The exercise science in this article draws directly from the Huberman Lab Essentials podcast featuring Dr. Andy Galpin, Professor of Exercise Physiology. Full credit to Dr. Galpin and Dr. Andrew Huberman for the research synthesis and clinical frameworks presented here. We have contextualized their work for an integrative medicine and healthy aging audience.

Exercise is not a single intervention. It is a category of interventions — each producing distinct physiological adaptations, each with different implications for how the body ages, functions, and resists disease. The clinical mistake is treating them as interchangeable.

This article provides a structured framework for understanding what exercise actually does to the body, which adaptations matter most for aging well, and how to apply that knowledge practically. Our goal is to give patients — and clinicians — a more precise vocabulary for exercise prescription.
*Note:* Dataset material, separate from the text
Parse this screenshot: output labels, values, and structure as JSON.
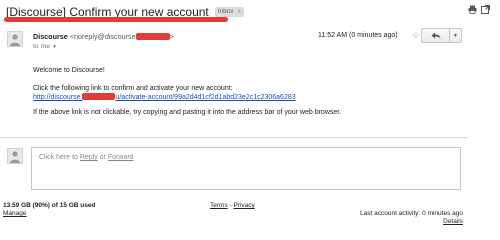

The 9 Adaptations Exercise Can Produce

Dr. Andy Galpin describes nine distinct physiological adaptations that different forms of exercise can produce. Understanding this spectrum is the foundation of intelligent exercise prescription.

01
Skill Movement mechanics, technique, motor pattern quality
02
Speed Raw quickness; capacity to move the body rapidly
03
Power Strength × Speed; explosiveness and reactive force
04
Strength Maximum force production; neuromuscular capacity
05
Hypertrophy Muscle tissue mass and cross-sectional area
06
Muscular Endurance Local muscle stamina; sustained repetitive output
07
Anaerobic Power High-output work sustained for 30 seconds to 2 minutes
08
VO₂ Max Cardiovascular capacity at near-maximal effort, 3–12 min
09
Long Duration Endurance Sustained aerobic work for 30 or more continuous minutes

Critically, some of these adaptations are synergistic — strength supports power, for example — while others are in tension. Optimizing aggressively for one can come at the expense of another. A well-designed program acknowledges this and prioritizes accordingly.


Why This Matters: Muscle as a Clinical Target

From an integrative medicine standpoint, skeletal muscle is not simply a tissue that moves the body. It is a metabolically active endocrine organ with wide-ranging effects on systemic health. The research is unambiguous on this point.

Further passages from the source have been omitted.